Closely related to the idea of the “community of interests” were two other beliefs of the nineteenth century: the belief in progress and in democracy. The average man of 1880 was convinced that he was the culmination of a long process of inevitable progress which had been going on for untold millennia and which would continue indefinitely into the future. This belief in progress was so fixed that it tended to regard progress as both inevitable and automatic. Out of the struggles and conflicts of the universe better things were constantly emerging, and the wishes or plans of the objects themselves had little to do with the process.
The idea of democracy was also accepted as inevitable, although not always as desirable, for the nineteenth century could not completely submerge a lingering feeling that rule by the best or rule by the strong would be better than rule by the majority. But the facts of political development made rule by the majority unavoidable, and it came to be accepted, at least in Western Europe, especially since it was compatible with liberalism and with the community of interests.

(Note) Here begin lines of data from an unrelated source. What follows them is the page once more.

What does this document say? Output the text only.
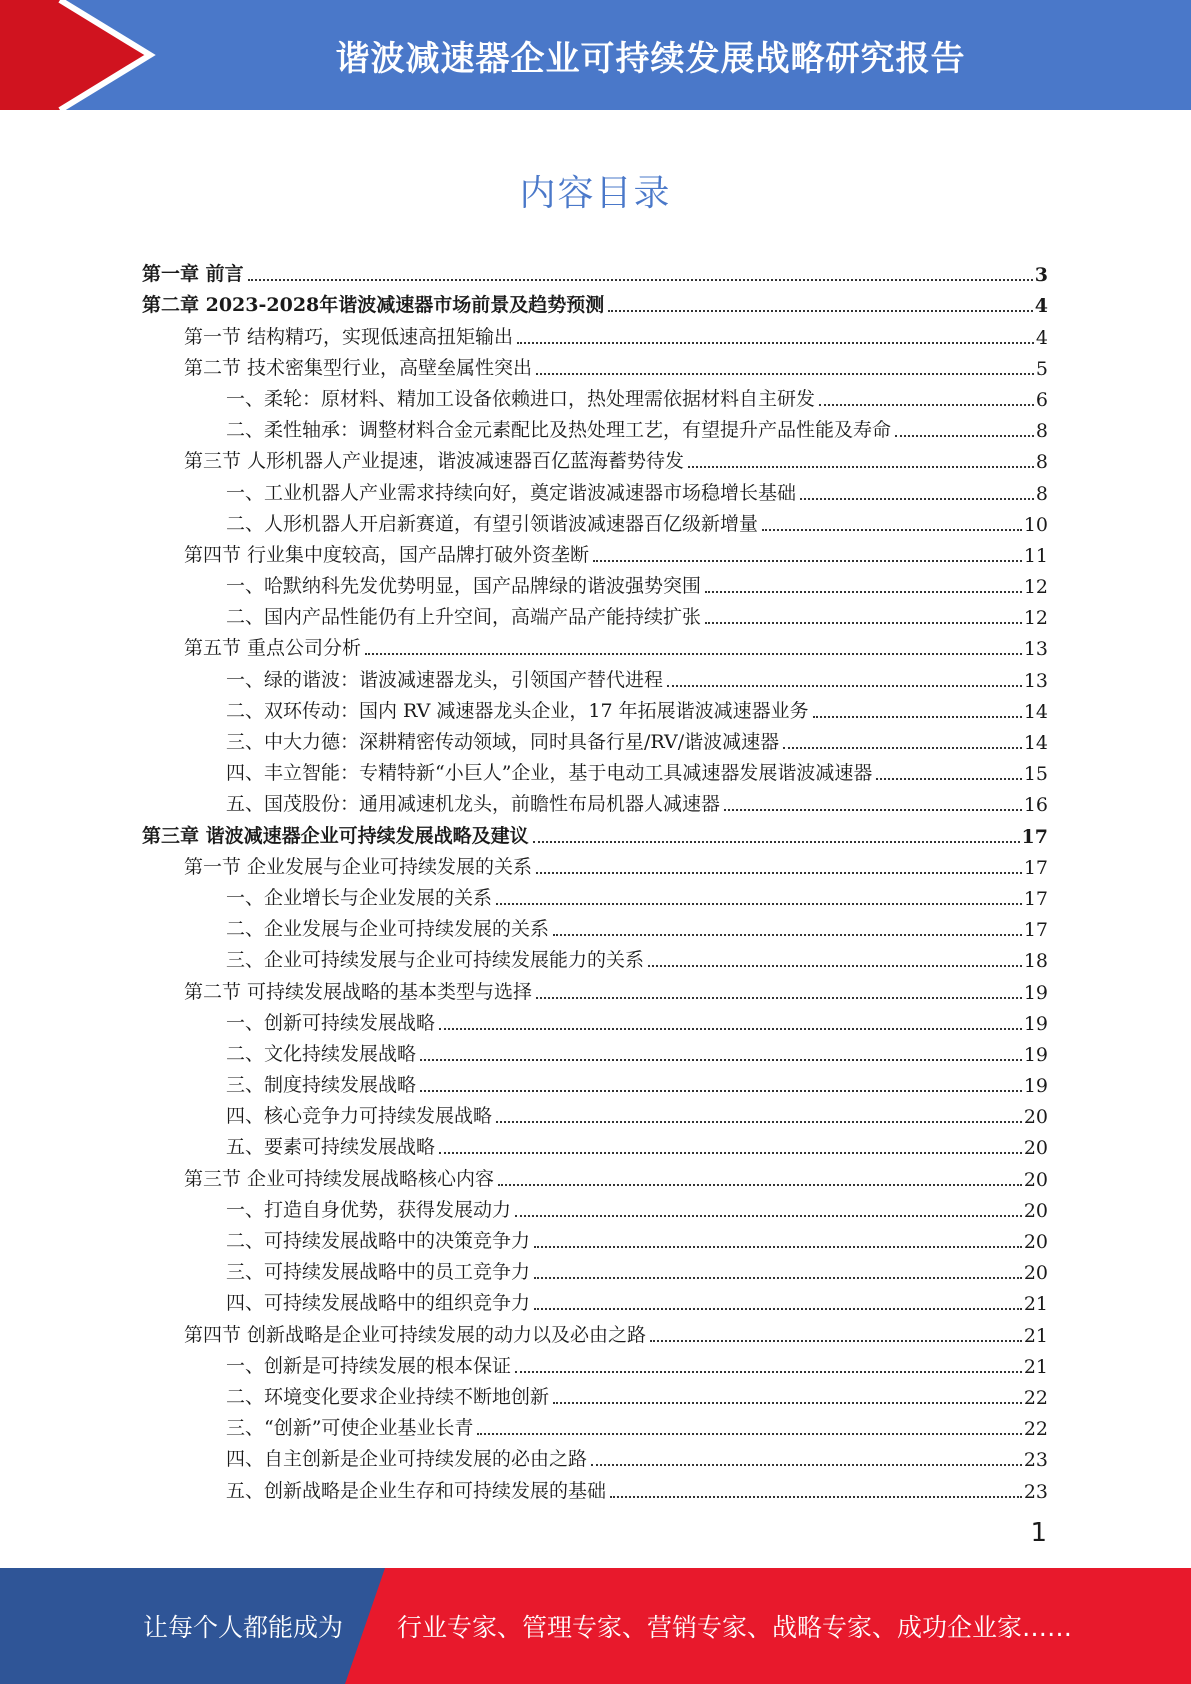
谐波减速器企业可持续发展战略研究报告
内容目录
第一章 前言	3
第二章 2023-2028年谐波减速器市场前景及趋势预测	4
第一节 结构精巧，实现低速高扭矩输出	4
第二节 技术密集型行业，高壁垒属性突出	5
一、柔轮：原材料、精加工设备依赖进口，热处理需依据材料自主研发	6
二、柔性轴承：调整材料合金元素配比及热处理工艺，有望提升产品性能及寿命	8
第三节 人形机器人产业提速，谐波减速器百亿蓝海蓄势待发	8
一、工业机器人产业需求持续向好，奠定谐波减速器市场稳增长基础	8
二、人形机器人开启新赛道，有望引领谐波减速器百亿级新增量	10
第四节 行业集中度较高，国产品牌打破外资垄断	11
一、哈默纳科先发优势明显，国产品牌绿的谐波强势突围	12
二、国内产品性能仍有上升空间，高端产品产能持续扩张	12
第五节 重点公司分析	13
一、绿的谐波：谐波减速器龙头，引领国产替代进程	13
二、双环传动：国内 RV 减速器龙头企业，17 年拓展谐波减速器业务	14
三、中大力德：深耕精密传动领域，同时具备行星/RV/谐波减速器	14
四、丰立智能：专精特新“小巨人”企业，基于电动工具减速器发展谐波减速器	15
五、国茂股份：通用减速机龙头，前瞻性布局机器人减速器	16
第三章 谐波减速器企业可持续发展战略及建议	17
第一节 企业发展与企业可持续发展的关系	17
一、企业增长与企业发展的关系	17
二、企业发展与企业可持续发展的关系	17
三、企业可持续发展与企业可持续发展能力的关系	18
第二节 可持续发展战略的基本类型与选择	19
一、创新可持续发展战略	19
二、文化持续发展战略	19
三、制度持续发展战略	19
四、核心竞争力可持续发展战略	20
五、要素可持续发展战略	20
第三节 企业可持续发展战略核心内容	20
一、打造自身优势，获得发展动力	20
二、可持续发展战略中的决策竞争力	20
三、可持续发展战略中的员工竞争力	20
四、可持续发展战略中的组织竞争力	21
第四节 创新战略是企业可持续发展的动力以及必由之路	21
一、创新是可持续发展的根本保证	21
二、环境变化要求企业持续不断地创新	22
三、“创新”可使企业基业长青	22
四、自主创新是企业可持续发展的必由之路	23
五、创新战略是企业生存和可持续发展的基础	23
1
让每个人都能成为 行业专家、管理专家、营销专家、战略专家、成功企业家……
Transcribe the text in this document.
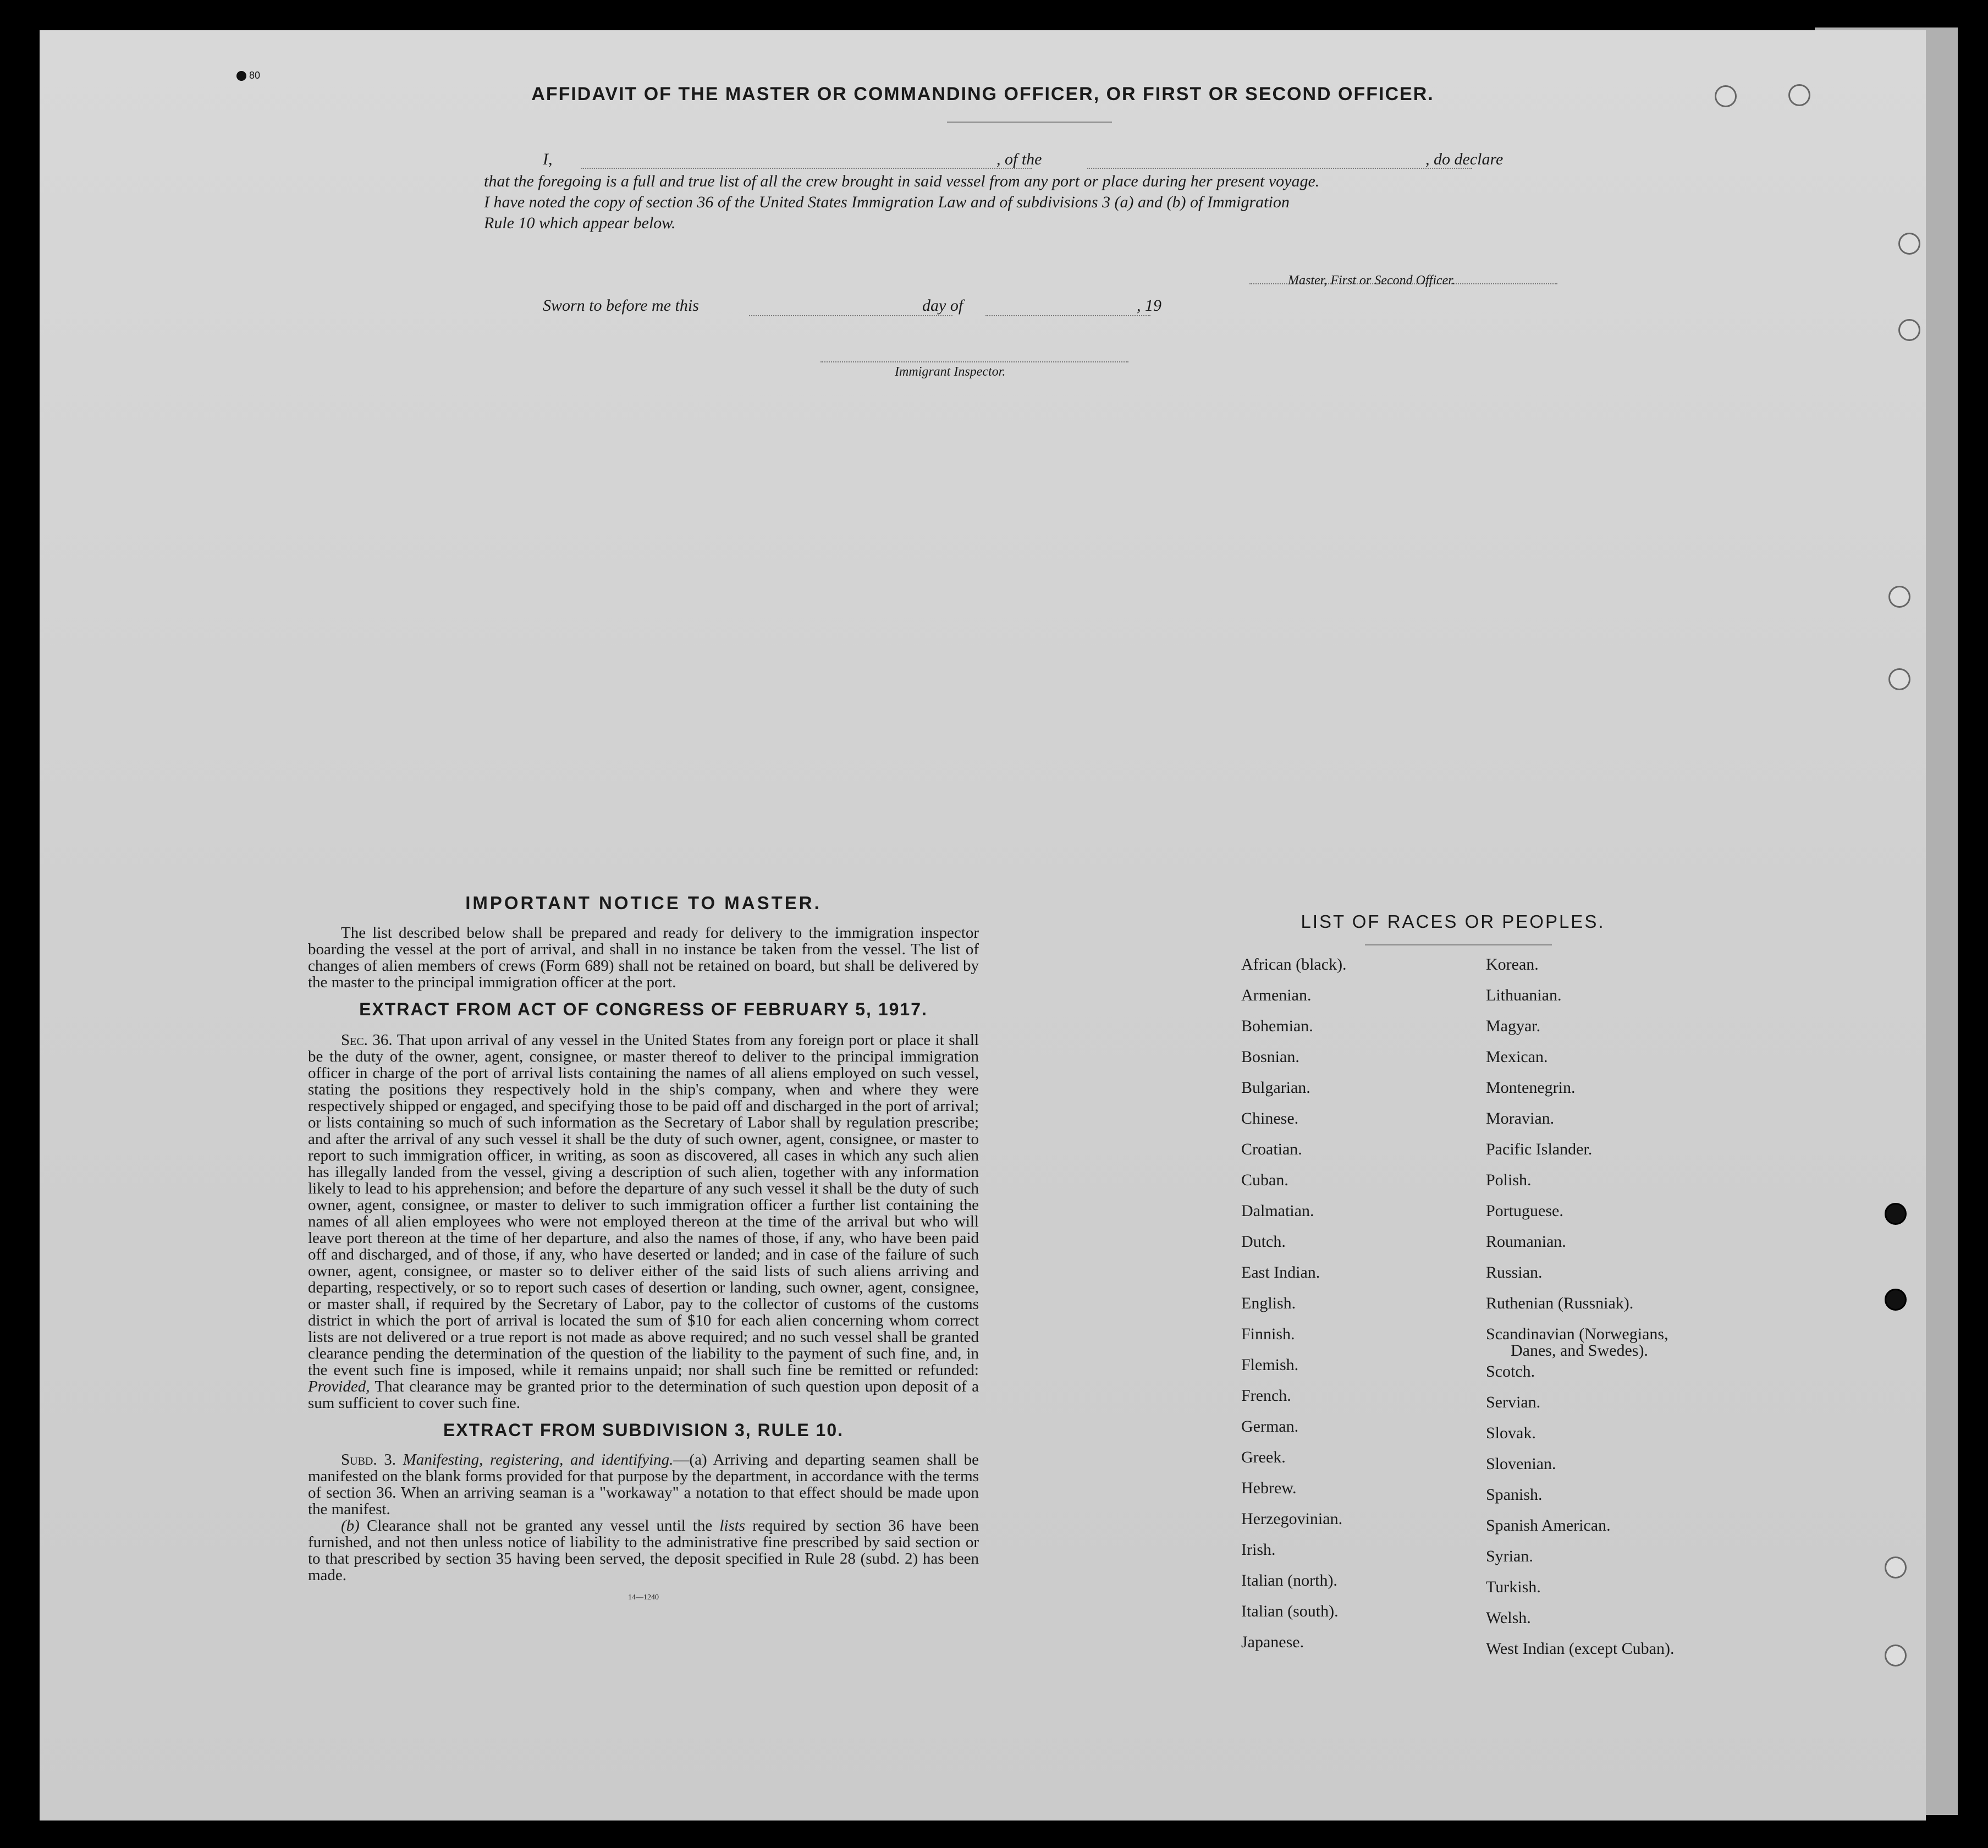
80
AFFIDAVIT OF THE MASTER OR COMMANDING OFFICER, OR FIRST OR SECOND OFFICER.
I,	, of the	, do declare
that the foregoing is a full and true list of all the crew brought in said vessel from any port or place during her present voyage.
I have noted the copy of section 36 of the United States Immigration Law and of subdivisions 3 (a) and (b) of Immigration
Rule 10 which appear below.
Master, First or Second Officer.
Sworn to before me this	day of	, 19
Immigrant Inspector.
IMPORTANT NOTICE TO MASTER.

The list described below shall be prepared and ready for delivery to the immigration inspector boarding the vessel at the port of arrival, and shall in no instance be taken from the vessel. The list of changes of alien members of crews (Form 689) shall not be retained on board, but shall be delivered by the master to the principal immigration officer at the port.

EXTRACT FROM ACT OF CONGRESS OF FEBRUARY 5, 1917.

Sec. 36. That upon arrival of any vessel in the United States from any foreign port or place it shall be the duty of the owner, agent, consignee, or master thereof to deliver to the principal immigration officer in charge of the port of arrival lists containing the names of all aliens employed on such vessel, stating the positions they respectively hold in the ship's company, when and where they were respectively shipped or engaged, and specifying those to be paid off and discharged in the port of arrival; or lists containing so much of such information as the Secretary of Labor shall by regulation prescribe; and after the arrival of any such vessel it shall be the duty of such owner, agent, consignee, or master to report to such immigration officer, in writing, as soon as discovered, all cases in which any such alien has illegally landed from the vessel, giving a description of such alien, together with any information likely to lead to his apprehension; and before the departure of any such vessel it shall be the duty of such owner, agent, consignee, or master to deliver to such immigration officer a further list containing the names of all alien employees who were not employed thereon at the time of the arrival but who will leave port thereon at the time of her departure, and also the names of those, if any, who have been paid off and discharged, and of those, if any, who have deserted or landed; and in case of the failure of such owner, agent, consignee, or master so to deliver either of the said lists of such aliens arriving and departing, respectively, or so to report such cases of desertion or landing, such owner, agent, consignee, or master shall, if required by the Secretary of Labor, pay to the collector of customs of the customs district in which the port of arrival is located the sum of $10 for each alien concerning whom correct lists are not delivered or a true report is not made as above required; and no such vessel shall be granted clearance pending the determination of the question of the liability to the payment of such fine, and, in the event such fine is imposed, while it remains unpaid; nor shall such fine be remitted or refunded: Provided, That clearance may be granted prior to the determination of such question upon deposit of a sum sufficient to cover such fine.

EXTRACT FROM SUBDIVISION 3, RULE 10.

Subd. 3. Manifesting, registering, and identifying.—(a) Arriving and departing seamen shall be manifested on the blank forms provided for that purpose by the department, in accordance with the terms of section 36. When an arriving seaman is a "workaway" a notation to that effect should be made upon the manifest.

(b) Clearance shall not be granted any vessel until the lists required by section 36 have been furnished, and not then unless notice of liability to the administrative fine prescribed by said section or to that prescribed by section 35 having been served, the deposit specified in Rule 28 (subd. 2) has been made.

14—1240
LIST OF RACES OR PEOPLES.
African (black).
Armenian.
Bohemian.
Bosnian.
Bulgarian.
Chinese.
Croatian.
Cuban.
Dalmatian.
Dutch.
East Indian.
English.
Finnish.
Flemish.
French.
German.
Greek.
Hebrew.
Herzegovinian.
Irish.
Italian (north).
Italian (south).
Japanese.
Korean.
Lithuanian.
Magyar.
Mexican.
Montenegrin.
Moravian.
Pacific Islander.
Polish.
Portuguese.
Roumanian.
Russian.
Ruthenian (Russniak).
Scandinavian (Norwegians,
Danes, and Swedes).
Scotch.
Servian.
Slovak.
Slovenian.
Spanish.
Spanish American.
Syrian.
Turkish.
Welsh.
West Indian (except Cuban).
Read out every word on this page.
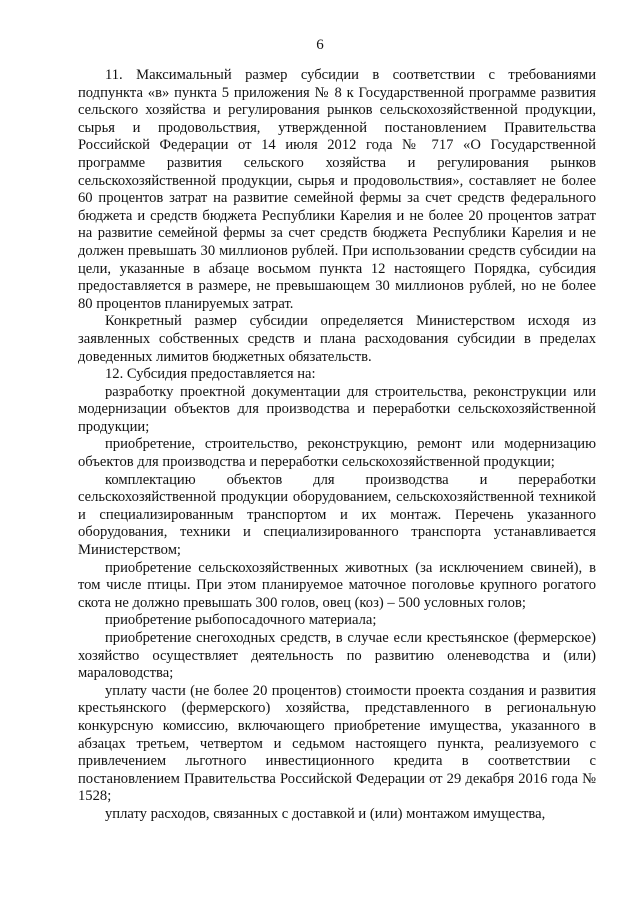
6

11. Максимальный размер субсидии в соответствии с требованиями подпункта «в» пункта 5 приложения № 8 к Государственной программе развития сельского хозяйства и регулирования рынков сельскохозяйственной продукции, сырья и продовольствия, утвержденной постановлением Правительства Российской Федерации от 14 июля 2012 года № 717 «О Государственной программе развития сельского хозяйства и регулирования рынков сельскохозяйственной продукции, сырья и продовольствия», составляет не более 60 процентов затрат на развитие семейной фермы за счет средств федерального бюджета и средств бюджета Республики Карелия и не более 20 процентов затрат на развитие семейной фермы за счет средств бюджета Республики Карелия и не должен превышать 30 миллионов рублей. При использовании средств субсидии на цели, указанные в абзаце восьмом пункта 12 настоящего Порядка, субсидия предоставляется в размере, не превышающем 30 миллионов рублей, но не более 80 процентов планируемых затрат.

Конкретный размер субсидии определяется Министерством исходя из заявленных собственных средств и плана расходования субсидии в пределах доведенных лимитов бюджетных обязательств.

12. Субсидия предоставляется на:

разработку проектной документации для строительства, реконструкции или модернизации объектов для производства и переработки сельскохозяйственной продукции;

приобретение, строительство, реконструкцию, ремонт или модернизацию объектов для производства и переработки сельскохозяйственной продукции;

комплектацию объектов для производства и переработки сельскохозяйственной продукции оборудованием, сельскохозяйственной техникой и специализированным транспортом и их монтаж. Перечень указанного оборудования, техники и специализированного транспорта устанавливается Министерством;

приобретение сельскохозяйственных животных (за исключением свиней), в том числе птицы. При этом планируемое маточное поголовье крупного рогатого скота не должно превышать 300 голов, овец (коз) – 500 условных голов;

приобретение рыбопосадочного материала;

приобретение снегоходных средств, в случае если крестьянское (фермерское) хозяйство осуществляет деятельность по развитию оленеводства и (или) мараловодства;

уплату части (не более 20 процентов) стоимости проекта создания и развития крестьянского (фермерского) хозяйства, представленного в региональную конкурсную комиссию, включающего приобретение имущества, указанного в абзацах третьем, четвертом и седьмом настоящего пункта, реализуемого с привлечением льготного инвестиционного кредита в соответствии с постановлением Правительства Российской Федерации от 29 декабря 2016 года № 1528;

уплату расходов, связанных с доставкой и (или) монтажом имущества,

Liberalism, community of interests, and the belief in progress led almost inevitably to the practice and theory of capitalism. Capitalism was an economic system in which the motivating force was the desire for private profit as determined in a price system. Such a system, it was felt, by seeking the aggrandization of profits for each individual, would give unprecedented economic progress under liberalism and in accord with the community of interests. In the nineteenth century this system, in association with the unprecedented advance of natural science, had given rise to industrialism (that is, power production) and urbanism (that is, city life), both of which were regarded as inevitable concomitants of progress by most people, but with the greatest suspicion by a persistent and vocal minority.
The nineteenth century was also an age of science. By this term we mean the belief that the universe obeyed rational laws which could be found by observation and could be used to control it. This belief was closely connected with the optimism of the period, with its belief in inevitable progress, and with secularism. The latter appeared as a tendency toward materialism. This could be defined as the belief that all reality is ultimately explicable in terms of the physical and chemical laws which apply to temporal matter.